To our knowledge, this is the first time that an extensive skin anatomical morphology documentation is performed in the minipig, and it demonstrates marked anatomical differences in morphology and skin layer thickness. Some areas on the body, such as the chin and snout, have a very specific morphology, but it is also noted that skin layer thickness may also differ within the anatomical regions that are classically considered as homogeneous. For example, our assessment emphasized the flank region, which was defined using anatomic landmarks, that is, as a rectangle between the scapulae and hipbones, and corresponds to the area commonly used for dermal application in dermal toxicology studies. In this documentation work, two samples were performed taken, and it was noted in all animals that the anterior and posterior samples were almost identical in morphology or thickness except for the subcutis thickness. Indeed, the anterior area consistently showed a thicker subcutis than the posterior area (approximately 2-fold). This example highlights the fact that definition and standardization of skin samples are of major importance in dermal toxicology studies in order to provide adequate controls and reproducible results.

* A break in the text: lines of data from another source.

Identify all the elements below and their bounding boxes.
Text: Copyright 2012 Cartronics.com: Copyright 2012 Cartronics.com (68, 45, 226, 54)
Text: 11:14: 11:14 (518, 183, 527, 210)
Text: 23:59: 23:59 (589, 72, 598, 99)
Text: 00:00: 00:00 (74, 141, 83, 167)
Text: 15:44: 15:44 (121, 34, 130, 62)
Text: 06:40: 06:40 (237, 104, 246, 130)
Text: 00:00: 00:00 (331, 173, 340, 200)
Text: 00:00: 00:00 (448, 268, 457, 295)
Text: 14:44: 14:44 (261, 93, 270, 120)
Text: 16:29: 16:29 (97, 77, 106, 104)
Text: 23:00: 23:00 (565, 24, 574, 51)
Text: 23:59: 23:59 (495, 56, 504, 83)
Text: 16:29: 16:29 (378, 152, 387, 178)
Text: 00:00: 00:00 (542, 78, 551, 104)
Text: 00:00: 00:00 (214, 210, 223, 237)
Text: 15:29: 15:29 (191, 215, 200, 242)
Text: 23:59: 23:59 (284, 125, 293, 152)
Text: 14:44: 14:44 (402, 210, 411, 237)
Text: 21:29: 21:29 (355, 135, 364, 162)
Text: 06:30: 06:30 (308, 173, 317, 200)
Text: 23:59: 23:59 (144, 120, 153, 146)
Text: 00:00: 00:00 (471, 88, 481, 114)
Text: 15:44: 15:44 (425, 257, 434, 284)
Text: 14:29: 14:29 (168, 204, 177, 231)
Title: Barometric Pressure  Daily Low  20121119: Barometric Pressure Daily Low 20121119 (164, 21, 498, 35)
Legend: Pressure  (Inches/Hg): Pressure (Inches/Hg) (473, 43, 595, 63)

Overall, the neonate skin of minipigs showed the typical 3-layer structure of a mature skin and, as observed in neonate humans, the cellular component of the dermis appeared prominent and dermis and hypodermis thicknesses were smaller when compared to young adult skin. Over time, these unique neonatal characteristics tended to disappear progressively and one month after birth, the skin sections were very similar to those taken at week 12. The utility of the adult Göttingen minipig as an animal model in regulatory toxicology is already recognized for dermal application studies, and our results demonstrate that the minipig may also be the animal of choice for juvenile studies.

We thank Dr. Marie-France Perron Lepage for her very valuable review.